🤖 AI Summary
To address poor model generalizability in phonocardiogram (PCG) segmentation caused by scarce labeled data, this paper proposes TopSeg—a multiscale topological representation framework. TopSeg extracts persistent homology features (H₀ and H₁) across multiple scales to encode the structured dynamical properties of PCG signals, serving as a strong inductive bias. It integrates a lightweight temporal convolutional network (TCN) with a sequence- and duration-constrained decoding mechanism for robust segmentation. Evaluated on the PhysioNet 2016 training set and CirCor external validation set, TopSeg significantly outperforms spectrogram- and envelope-based baselines under extremely low-labeling budgets (e.g., <10% annotated data), while remaining competitive in the full-data setting.

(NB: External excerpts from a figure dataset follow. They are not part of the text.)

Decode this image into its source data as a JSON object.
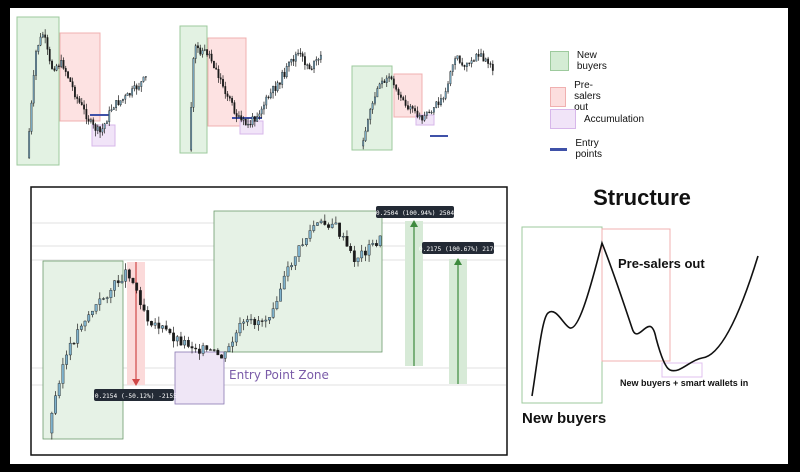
{
  "legend": {
    "items": [
      {
        "label": "New buyers",
        "color": "#d4ecd4",
        "border": "#9dca9d"
      },
      {
        "label": "Pre-salers out",
        "color": "#fcdede",
        "border": "#f0b0b0"
      },
      {
        "label": "Accumulation",
        "color": "#f1e4f8",
        "border": "#d7b7ea"
      },
      {
        "label": "Entry points",
        "color": "#3f51a8",
        "border": "#3f51a8"
      }
    ]
  },
  "main_chart": {
    "zone_label": "Entry Point Zone",
    "measure_down": "-0.2154 (-50.12%) -2155",
    "measure_up_1": "0.2504 (100.94%) 2504",
    "measure_up_2": "0.2175 (100.67%) 2176"
  },
  "structure": {
    "title": "Structure",
    "label_presale": "Pre-salers out",
    "label_new_buyers": "New buyers",
    "label_smart": "New buyers + smart wallets in"
  },
  "colors": {
    "green_zone": "#e6f2e6",
    "red_zone": "#fde4e4",
    "purple_zone": "#efe6f6",
    "candle_up": "#7fb2cc",
    "candle_down": "#1a1a1a"
  }
}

To our knowledge, this is the first work to systematically introduce topological data analysis into few-shot PCG segmentation, offering both theoretical interpretability and practical engineering viability.
📝 Abstract
Deep learning approaches for heart-sound (PCG) segmentation built on time--frequency features can be accurate but often rely on large expert-labeled datasets, limiting robustness and deployment. We present TopSeg, a topological representation-centric framework that encodes PCG dynamics with multi-scale topological features and decodes them using a lightweight temporal convolutional network (TCN) with an order- and duration-constrained inference step. To evaluate data efficiency and generalization, we train exclusively on PhysioNet 2016 dataset with subject-level subsampling and perform external validation on CirCor dataset. Under matched-capacity decoders, the topological features consistently outperform spectrogram and envelope inputs, with the largest margins at low data budgets; as a full system, TopSeg surpasses representative end-to-end baselines trained on their native inputs under the same budgets while remaining competitive at full data. Ablations at 10% training confirm that all scales contribute and that combining H_0 and H_1 yields more reliable S1/S2 localization and boundary stability. These results indicate that topology-aware representations provide a strong inductive bias for data-efficient, cross-dataset PCG segmentation, supporting practical use when labeled data are limited.